The Golden Nugget Atlantic City was high-end, a first for the casino industry, said Curtis. "But bear in mind, it was still a casino with not much in the way of non-casino amenities."

The focus on entertainment and other amenities would not come until 1989 and the Mirage. In 1986, Wynn sold the Golden Nugget Atlantic City to Bally for $440 million.

The Mirage, like Wynn's Atlantic City resort, was financed with junk bonds arranged by Milken. That posed a problem at first -- extremely high debt service requirements -- that fueled a lot of skepticism. But the Mirage's success silenced the critics.

"It was not luck," said Ehlers. "Mirage, against the background of many detractors, was able to generate cash flow of a billion dollars in its first five years and pay off the debt."

Wynn actually sees his timing with the Mirage as a mistake.

"I took too long to get us on the Strip," Wynn said, lamenting that he should have opened a Strip resort in 1981. "I could have moved faster than Circus."

He also regrets not buying the property on which the New York-New York hotel-casino now sits. Offered by its Japanese owners for $29 million, Wynn passed on the parcel over the protestations of Mirage President Bobby Baldwin. It was later bought by Kirk Kerkorian for $32.5 million.

"As I look back on it, we shoulda done it," said Wynn.

Not everything Wynn tries succeeds. An attempt in the early 1980s to enter the British gambling market failed when New Scotland Yard produced a report alleging Wynn associated with American mobsters. Wynn denied the charges, arguing that British regulators were looking for any excuse to keep American owners out (a charge given credence by British regulatory maneuvering that also drove Playboy's Hugh Hefner out of the UK market).
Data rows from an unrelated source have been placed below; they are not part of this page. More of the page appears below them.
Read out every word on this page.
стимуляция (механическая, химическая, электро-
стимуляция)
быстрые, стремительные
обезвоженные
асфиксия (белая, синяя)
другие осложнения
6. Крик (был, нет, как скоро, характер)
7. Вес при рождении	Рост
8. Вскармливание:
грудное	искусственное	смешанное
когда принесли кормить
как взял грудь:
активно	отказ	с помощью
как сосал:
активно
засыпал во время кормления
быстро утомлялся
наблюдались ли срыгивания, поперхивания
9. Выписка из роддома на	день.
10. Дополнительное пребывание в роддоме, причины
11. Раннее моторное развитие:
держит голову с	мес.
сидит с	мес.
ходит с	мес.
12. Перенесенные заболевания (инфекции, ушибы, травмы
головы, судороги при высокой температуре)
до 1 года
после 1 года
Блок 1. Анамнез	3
The Scotland Yard report led to a Wynn lawsuit against Smith, the biographer; and New York publisher Lyle Stuart. In an advertisement for Smith's 1995 Wynn biography, Running Scared, Stuart's publishing house claimed the Scotland Yard report exposed Wynn as a front for an American mob family. Wynn won the suit versus Stuart, and it is being appealed. Smith was dismissed from the Las Vegas suit, but is being sued by Wynn in a separate action in Kentucky. That suit is in the early stages and not likely to go to trial for at least a year, said a Wynn attorney.

Wynn has also been rebuffed in attempts to build casinos in Florida, Connecticut, Canada and a variety of other locations, both in and out of the United States.

Wynn's position has made him a target on other fronts. In 1993, Wynn's daughter Kevin was kidnapped by a trio of hoods looking for a big payoff. Wynn paid $1.45 million for her release. Kevin was free in hours, and the abductors were captured in the midst of a California spending spree.

But the incident changed Wynn's lifestyle. His daughters now travel with bodyguards, and the family retreated to a guarded mansion in Shadow Creek, Wynn's premier golf course in North Las Vegas.

Still, Wynn's setbacks have not slowed him down. He is building a massive resort, Beau Rivage, on the beachfront in Biloxi, Miss. (Mirage says Beau Rivage will be the largest hotel-casino in the nation outside of Nevada). And he continues to push forward with plans to re-enter Atlantic City with a 4,000-room resort.

Wynn has agreed to fund a third of the $330 million cost of a special tunnel to connect his casino site with a major Atlantic City highway, but the casino project itself is tied up in litigation with gaming company Circus Circus Enterprises Inc. Wynn unilaterally cancelled joint venture agreements with Circus Circus and Boyd Gaming Corp. earlier this year. The Boyd dispute was later settled. Sources this week told the SUN that Mirage is close to settling its disagreement with Circus.

Industry observers have little doubt that Wynn's new properties will continue to set the standard for gaming resort design.

"The back of the house at Bellagio is nicer than the front of the house at Circus Circus," Andrew Zarnett, an analyst with Ladenburg Thalmann & Co., said at a recent gaming conference.

And Wynn, not surprisingly, is not worried about Bellagio's chances of succeeding in a Las Vegas market that will see four other mega-resorts built by 2000.

"The Las Vegas resort scene is going to have to deal with ... Bellagio's main-stream, hard-core elegance," said Wynn. "My theory has always been that if you build houses of bricks, people can huff and puff all they want."